Even when logic, common sense, and self-preservation all scream that they should be part of the solution, they always go out of their way to chase short-sighted, immediate profits.
New Laws, Same Old Railroads
Over the past three years, SMART-TD members in Ohio have reported that when a wayside defect detector indicates a trending hot wheel or overheated bearing, they are told not to stop the train to inspect it.
Instead, they are ordered to keep going until the next so-called “natural stop,” even when the detector data clearly shows something is wrong.
In some cases, crews have initiated stopping procedures, getting out of throttle and into the brakes, only to be told to keep moving.
This is happening too often.
The safest action, stopping the train to inspect, is denied.
That’s not what we fought for.
That’s not what the people of East Palestine deserve.
One documented case involved a Key Train, which is a hazardous-materials train with federal designation, where two separate defect detectors flagged the same hot wheel location.
Regardless, the crew was told to press on for more than 150 miles to reach their destination without stopping.
One crew member lives in a town that the train passed through. He knew firsthand the danger to his own family and neighbors.
He asked twice to walk his train and inspect the wheel.
Our brother was denied both times.
He did exactly what SMART-TD teaches and what the railroads claim they want us to do: put safety first.

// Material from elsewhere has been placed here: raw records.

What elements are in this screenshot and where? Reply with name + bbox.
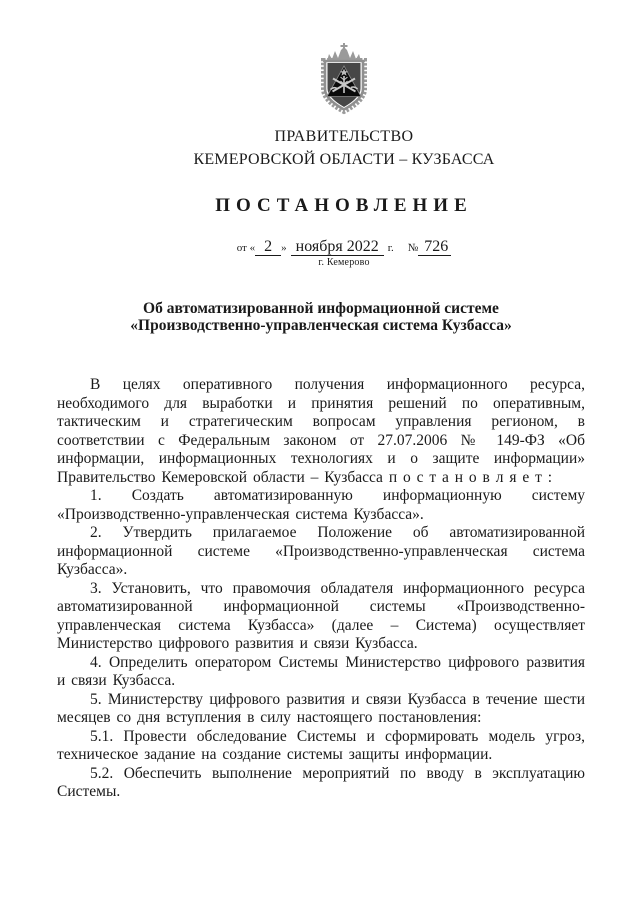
body-paragraph: 4. Определить оператором Системы Министерство цифрового развития и связи Кузбасса. — [57, 653, 585, 689]
intro-paragraph-text: В целях оперативного получения информационного ресурса, необходимого для выработки и принятия решений по оперативным, тактическим и стратегическим вопросам управления регионом, в соответствии с Федеральным законом от 27.07.2006 № 149-ФЗ «Об информации, информационных технологиях и о защите информации» Правительство Кемеровской области – Кузбасса — [57, 376, 585, 486]
date-quote-close: » — [281, 242, 287, 254]
document-title-line1: Об автоматизированной информационной системе — [143, 300, 499, 317]
date-year-suffix: г. — [387, 242, 394, 254]
number-sign: № — [407, 242, 419, 254]
document-title-line2: «Производственно-управленческая система Кузбасса» — [130, 316, 512, 334]
body-paragraph: 5. Министерству цифрового развития и связи Кузбасса в течение шести месяцев со дня вступления в силу настоящего постановления: — [57, 690, 585, 726]
government-name-line1: ПРАВИТЕЛЬСТВО — [274, 128, 414, 145]
kuzbass-coat-of-arms-icon — [316, 43, 372, 115]
body-paragraph: 3. Установить, что правомочия обладателя информационного ресурса автоматизированной информационной системы «Производственно-управленческая система Кузбасса» (далее – Система) осуществляет Министерство цифрового развития и связи Кузбасса. — [57, 579, 585, 652]
body-paragraph: 5.2. Обеспечить выполнение мероприятий по вводу в эксплуатацию Системы. — [57, 764, 585, 800]
document-body — [57, 376, 585, 802]
document-header — [0, 43, 640, 268]
body-paragraph: 2. Утвердить прилагаемое Положение об автоматизированной информационной системе «Производственно-управленческая система Кузбасса». — [57, 524, 585, 578]
date-number-line — [48, 238, 640, 256]
document-type-heading: ПОСТАНОВЛЕНИЕ — [215, 195, 473, 216]
date-prefix: от « — [236, 242, 256, 254]
document-title — [57, 301, 585, 334]
date-day: 2 — [255, 238, 281, 256]
government-name-line2: КЕМЕРОВСКОЙ ОБЛАСТИ – КУЗБАССА — [193, 151, 495, 168]
intro-paragraph — [57, 376, 585, 487]
body-paragraph: 1. Создать автоматизированную информационную систему «Производственно-управленческая система Кузбасса». — [57, 487, 585, 523]
date-month-year: ноября 2022 — [291, 238, 384, 256]
document-number: 726 — [418, 238, 451, 256]
intro-resolve-word: п о с т а н о в л я е т : — [388, 468, 553, 486]
body-paragraph: 5.1. Провести обследование Системы и сформировать модель угроз, техническое задание на создание системы защиты информации. — [57, 727, 585, 763]
city-label: г. Кемерово — [318, 257, 370, 268]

But the railroad put policy and profit ahead of safety.
This isn’t isolated to Ohio or neighboring states like Pennsylvania.
Across the country, conductors and engineers want to stop and check suspected defects. They have scientific evidence from defect detectors that something is wrong.
But they are repeatedly told not to stop, and to keep the train rolling through small towns just like East Palestine.
That’s unacceptable.
And it’s proof that the railroads have short memories.
Three years ago, they promised safety in speeches and press releases.
Their actions say otherwise.
3rd Anniversary Is a Perfect Moment to Take Stock
On this third anniversary of the East Palestine disaster, we must reflect not just on what we’ve learned, but on what’s already been forgotten.
Yes, Ohio passed a law that should make trains safer.
But if the railroads ignore it when it counts, their pledges mean nothing.
SMART-TD is calling on every member in Ohio, Pennsylvania, and across the country to stand firm for safety.
Go on record every time advocating for the safest choice, to stop and inspect. And document it when your request is ignored or denied.
Tell your local union officials. Tell your Safety and Legislative Representatives. Document these incidents.
We need to hold the railroads accountable and prove these aren’t isolated events.
We should also renew our fight for bipartisan federal rail safety legislation, like the Rail Safety Act and other commonsense bills that would protect workers and the public nationwide.
A consistent federal standard would prevent the patchwork of laws that railroads manipulate for gray areas.
Turning Up the Heat
Since 1860, railroads have proven they won’t change because it is the right thing to do.
But some come to the fold because they see the light.
And some because they feel the flame.
On this anniversary of a preventable rail disaster on the Ohio/Pennsylvania border, we must recommit ourselves to turning the heat up on that flame to a point it can never be ignored again.
For ourselves.
For each other.
For the people of East Palestine, whose lives will never be the same.